On July 13, the U.S. Securities and Exchange Commission’s five-member panel voted 3-2 to overturn rules introduced in 2020 that increased proxy advisors' legal liability and required them to share recommendations early on with corporate executives. Critics of the rules had said they impeded the independence of firms that advise investors on how to vote in corporate elections.

Investor advocates also said the changes tipped the scales in favor of corporations and their executives over investors.

Proxy advisors like Institutional Shareholder Services (ISS) and Glass Lewis, which advise investors on how to cast their ballots on issues including the election of directors, shareholder proposals, and merger transactions, have been in a long-running battle with regulators over their independence.

Corporations for their part claim that advisory companies now have too much sway over corporate elections and need to be more tightly regulated.

With the rule changes, proxy advisors will no longer be required to provide corporations with a first look at the advice to be placed on the agenda, and they will no longer have to notify their clients of any written responses to their advice that they receive from companies.

The rule changes were first proposed by the SEC in November after investors expressed concerns that the conditions were impairing the independence and timeliness of advice given by proxy advisors and were increasing the advisors’ cost of compliance.

SEC Chair Gary Gensler defended the rule changes, saying: "It is critical that investors who are the clients of these proxy advisory firms are able to receive independent and timely advice.”

Although the SEC—which has become decidedly more liberal under President Joe Biden—gave proponents of the rule changes what they wanted, many wish the regulator had gone further.

"While we applaud the Commission for removing some of the 2020 rule’s more draconian provisions, the rule should have been rescinded in its entirety," ISS said in a statement.

Industry advocates, on the other hand, were less welcoming of the changes.

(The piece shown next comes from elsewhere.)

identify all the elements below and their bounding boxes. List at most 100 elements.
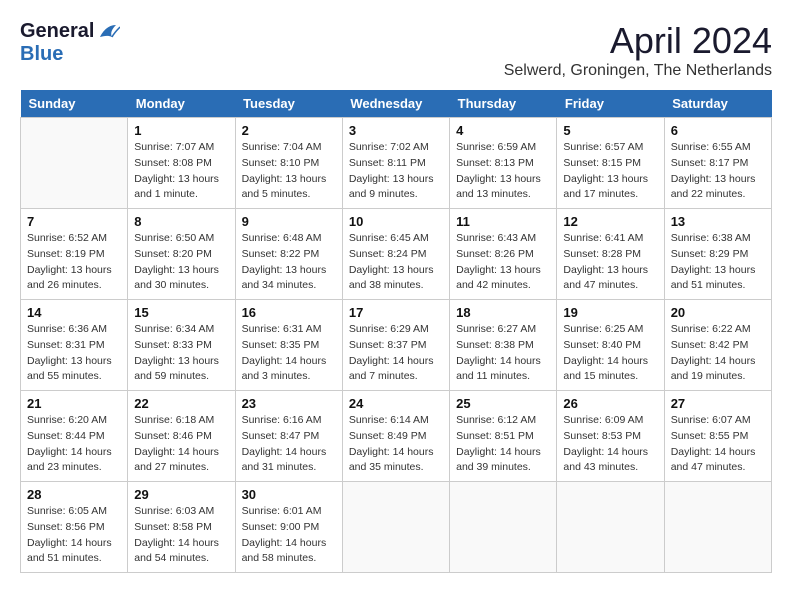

"The SEC has offered no justification for abandoning a decade’s worth of bipartisan, consensus-driven policymaking," said Jay Timmons, President and Chief Executive Officer of the National Association of Manufacturers (NAM). He went on to say that NAM would be filing a lawsuit in the coming weeks to "protect manufacturers from proxy advisory firms’ outsized influence."

Unfortunately for Timmons and his fellow industry advocates, the current SEC is less likely than it was in 2020 to heed their concerns.